Sementara itu, Direktur Eksekutif Lembaga Kajian Persaingan dan Kebijakan Usaha Fakultas Hukum Universitas Indonesia (LKPU-FHUI) Ditha Wiradiputra juga angkat bicara mengenai tuduhan dugaan kartel kesepakatan bunga yang dilayangkan KPPU kepada penyelenggara fintech lending. Dia mengaku tidak menemukan indikasi kesepakatan harga atau bunga dalam dugaan yang dilayangkan KPPU.
Ditha menjelaskan salah satu tujuan perusahaan-perusahaan membuat perjanjian penetapan harga adalah
agar mereka bisa mendapatkan keuntungan yang sebesar-besarnya, dengan cara membuat kesepakatan. Skenario yang dilakukan, yakni biasanya semua yang harganya rendah dinaikkan menjadi tinggi.
Baca Juga: Bantah Bersekongkol, AFPI Berharap Fintech Lending Berikan Bukti di Sidang KPPU
"Dalam konteks industri pindar, manfaat ekonomi malah diturunkan. Jadi, apakah ada keuntungan yang lebih besar diperoleh perusahaan pindar?” ujar Ditha.
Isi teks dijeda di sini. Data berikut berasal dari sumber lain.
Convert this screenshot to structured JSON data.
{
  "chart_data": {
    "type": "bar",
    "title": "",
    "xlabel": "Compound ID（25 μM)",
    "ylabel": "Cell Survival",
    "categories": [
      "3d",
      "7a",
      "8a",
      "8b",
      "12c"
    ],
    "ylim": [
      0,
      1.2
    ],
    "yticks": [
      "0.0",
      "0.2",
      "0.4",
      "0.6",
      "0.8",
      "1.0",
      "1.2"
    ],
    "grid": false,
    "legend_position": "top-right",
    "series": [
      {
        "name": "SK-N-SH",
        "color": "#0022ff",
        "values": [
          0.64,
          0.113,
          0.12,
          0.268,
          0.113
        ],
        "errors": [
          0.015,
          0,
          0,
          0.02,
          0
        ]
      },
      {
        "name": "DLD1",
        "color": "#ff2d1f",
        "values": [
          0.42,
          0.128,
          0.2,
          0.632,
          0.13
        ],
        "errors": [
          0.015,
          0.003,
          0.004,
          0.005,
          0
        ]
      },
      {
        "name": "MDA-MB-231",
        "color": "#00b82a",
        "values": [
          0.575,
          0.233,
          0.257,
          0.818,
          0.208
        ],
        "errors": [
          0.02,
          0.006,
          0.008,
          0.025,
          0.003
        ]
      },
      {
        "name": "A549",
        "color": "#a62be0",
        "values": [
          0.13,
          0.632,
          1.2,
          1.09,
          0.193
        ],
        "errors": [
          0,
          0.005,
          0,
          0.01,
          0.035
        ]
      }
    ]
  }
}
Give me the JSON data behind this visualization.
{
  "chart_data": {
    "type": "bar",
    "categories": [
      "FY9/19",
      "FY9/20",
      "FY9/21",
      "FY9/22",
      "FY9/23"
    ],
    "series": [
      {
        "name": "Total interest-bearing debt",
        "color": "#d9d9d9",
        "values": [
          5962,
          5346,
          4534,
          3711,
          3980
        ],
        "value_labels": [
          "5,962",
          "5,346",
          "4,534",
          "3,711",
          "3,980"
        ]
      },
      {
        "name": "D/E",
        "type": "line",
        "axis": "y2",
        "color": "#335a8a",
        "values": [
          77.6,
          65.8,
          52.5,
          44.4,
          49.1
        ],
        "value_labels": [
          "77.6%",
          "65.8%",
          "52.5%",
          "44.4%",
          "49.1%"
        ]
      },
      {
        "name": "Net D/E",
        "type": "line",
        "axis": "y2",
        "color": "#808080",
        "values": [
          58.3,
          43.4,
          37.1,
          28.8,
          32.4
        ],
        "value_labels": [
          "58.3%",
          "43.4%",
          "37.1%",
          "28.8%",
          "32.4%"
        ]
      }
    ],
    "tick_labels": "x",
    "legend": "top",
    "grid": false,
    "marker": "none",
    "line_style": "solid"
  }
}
Ditha juga mengatakan dugaan yang dituduhkan KPPU terhadap industri pindar tidak bisa disebut kartel. Dia menerangkan pada pasal yang dikenakan kepada para platform fintech lending adalah Pasal 5 Undang-Undang Nomor 5 Tahun 1999 mengenai kesepakatan harga atau price fixing. Adapun konteks soal kartel itu terdapat dalam Pasal 11.
"Oleh karena itu, terjadi mispersepsi jika mengatakan kartel, seolah-olah pelaku melakukan pelanggaran Pasal 11, padahal yang dituduhkan Pasal 5. Undang-undang memberikan pengaturan yang berbeda untuk dua pasal tersebut,” ucapnya.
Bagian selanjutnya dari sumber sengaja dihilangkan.